Friday, February 09, 2007

Finding myself

Today I managed to sneak in my monthly self-google to make sure no one is talking about me on the internet. I found another Monica C***** who commented on the Tyra Banks show website about the miracle cream who cured her overweightness and her asthmatic son, and another Monica C***** who ranted about the evil fur trade on Peta. Currently, googling my name returns mostly sites mentioning very esteemed Monica C*****es with roles like marketing director, public affairs director, author, translator, limerick writer, nurse, and most frequently appearing, headmistress of prestigious school for aspiring girl astronauts. And then there's the doosh who was interviewed for some Microsoft magazine about Pets on the Net:


There it is. My brilliant internet debut . The three sentence fragments this writer used from the leghumpingly overeager 2 pages of info I sent her portray me as a vacuous a-hole with redundant grammatical tendencies who buys puppy mill dogs on eBay.

"The Internet is always my first source and almost always my primary source." (That's first source AND primary source, people). God.

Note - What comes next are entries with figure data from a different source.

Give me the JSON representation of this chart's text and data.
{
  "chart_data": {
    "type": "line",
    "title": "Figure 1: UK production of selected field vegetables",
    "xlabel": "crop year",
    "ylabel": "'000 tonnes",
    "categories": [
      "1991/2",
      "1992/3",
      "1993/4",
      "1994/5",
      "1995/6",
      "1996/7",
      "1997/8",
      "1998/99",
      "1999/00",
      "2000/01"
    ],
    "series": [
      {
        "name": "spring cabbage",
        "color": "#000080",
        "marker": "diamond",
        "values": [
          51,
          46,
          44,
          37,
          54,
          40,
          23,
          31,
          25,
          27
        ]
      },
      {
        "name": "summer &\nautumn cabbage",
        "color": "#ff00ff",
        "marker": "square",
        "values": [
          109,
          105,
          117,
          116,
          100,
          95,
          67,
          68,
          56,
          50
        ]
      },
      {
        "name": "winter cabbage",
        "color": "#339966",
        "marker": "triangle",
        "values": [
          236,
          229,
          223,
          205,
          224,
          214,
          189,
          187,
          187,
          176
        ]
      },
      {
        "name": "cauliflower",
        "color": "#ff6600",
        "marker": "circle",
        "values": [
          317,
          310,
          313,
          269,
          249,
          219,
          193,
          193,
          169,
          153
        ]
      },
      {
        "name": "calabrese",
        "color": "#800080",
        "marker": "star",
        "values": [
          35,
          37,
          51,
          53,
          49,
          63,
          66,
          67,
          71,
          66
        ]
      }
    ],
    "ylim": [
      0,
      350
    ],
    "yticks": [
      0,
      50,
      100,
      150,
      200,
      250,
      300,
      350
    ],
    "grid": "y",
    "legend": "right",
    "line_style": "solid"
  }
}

Despite my lengthy sanctimonious ramblings about the evils of buying animals over the internet and the importance of face to face meetings with the animal you decide to adopt from the humane society, to my horror, the writer excerpted passages of my manifesto to cue up the expert who scorns the "window shoppers" and warns against buying dogs from litters listed in the classified ads like that douchebag Torontonian Monica C*****.

A few months later that writer asked me about my experiences for her new article on vacationing with pets. I told her we tie the dogs to the hitch and let them run behind the truck on road trips, but if we're going real far, we just leave them tied up in the backyard for the week. I did tell her however, that it is of first AND primary importance to leave them a bowl of water before you go.